ManeaterPS4, Xbox One¦ action/adventure
In 1975, two men inadvertently created the most damning campaign against sharks that exists to this very day. They were director Steven Spielberg and composer John Williams, and the film they worked on together was the classic Jaws.
That film alone has managed to create a global frenzy regarding sharks and their killer instincts, with humans seemingly their favourite snack. The truth is we probably don’t even feature on the mains section of their menu.
According to research by PETA (People for the Ethical Treatment of Animals), you are more likely to die from a champagne cork accident, falling from a ladder, or being struck by lightning, than being eaten by a shark. To support that, National Geographic research states that you have a one in 218 chance of dying from a fall (quite possibly from that rogue champagne cork that hit you in the face), but a one in 3.7 million chance of being killed by a shark.
This game however, only strengthens these stereotypes of these majestic beasts of the sea, but at least it does so with a delicious twist – you play as one.
You play a pup shark, who narrowly escaped the clutches of an evil hunter. As the game progresses, you grow older, developing new skills, enabling you to survive in your watery world. Your ultimate challenge is it seek revenge on the notorious hunter Scaly Pete, but there’s some work to do before you get to him.
There’s something refreshing about playing a shark, in what can be best described as a third-person chomper. Your underwater environ is an intriguing playground, and is fun to fully explore. Of course there is a food chain, which you are part of for some of the larger prey, such as alligators, but many are there for your feeding pleasure. As the game doesn’t have a life bar that fills up automatically after attacks, you will have to rely on eating smaller fish around you.
Although there are educational elements to the game, make no bones about it, this is a game where you kill, or be killed. As well as the underwater world to explore, you can surface, where stupid humans can be out and about, and snacked upon if desired. In fact you’ll have to chomp on a fair few, as this increases your threat level, which when it reaches a certain point, releases the hunters on you, which is akin to the game’s boss levels.
Tripwire Interactive have done a swell job in incorporating the usual elements of a third-person shooter into this wet world.

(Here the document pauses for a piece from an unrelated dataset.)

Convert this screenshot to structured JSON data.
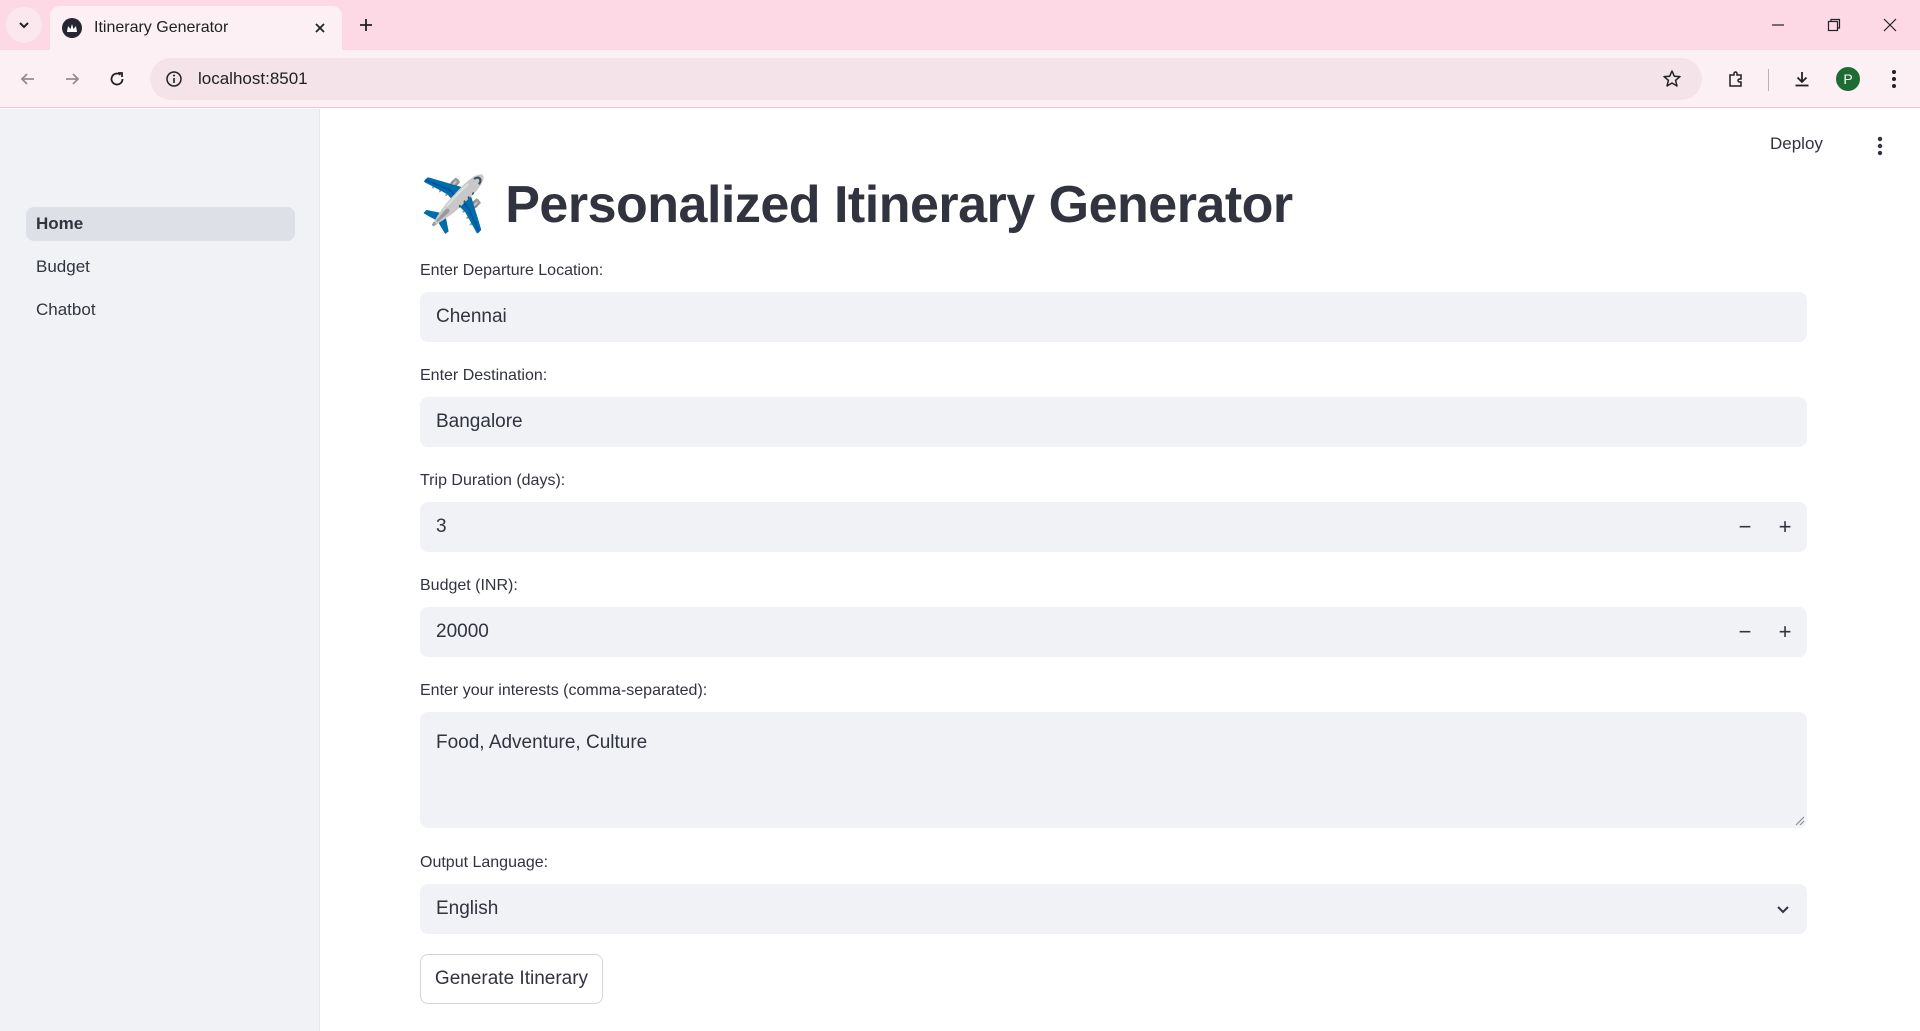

There are missions to undertake, items to be discovered, and various parts of the map to open up and explore, making it all feel remarkably familiar.
What may take some getting used to is the movement of the shark. There can be a lot of thrashing going on, not only by your character, twisting and turning hunting its prey, but also by the camera keeping up. To that end, it may well be a game you occasionally dip in and of, as it were, as opposed to prolonged gaming sessions, as it could quickly cause headaches if you’re prone to such. It’s certainly a title that would most definitely cause severe sea sickness if there were a VR mode, but thankfully, that’s not available.
The upgrade and evolution system also felt a little off. Despite levelling up to level 6, we still could only upgrade our sonic ability, with all the other quite prominent upgrades (such as teeth, tail etc) remaining firmly locked.
Some of the challenges also felt a little steep. Not long into the game, we found ourselves having to take down a level 15 alligator, and it just felt completely unattainable, as our frequent death at its nashers testified to.
That said, there’s a lot of fun to be had with the game. How could there not be when you get the opportunity to leap out of the water and munch down on some humans messing about in the water. Let’s just hope one of them is that Spielberg fella and see how he likes it.
With so many games seeing you with a gun in your hand, shooting left, right and centre, Maneater offers an appealing alternative, in a wondrous watery world, that is definitely worth sinking your teeth into.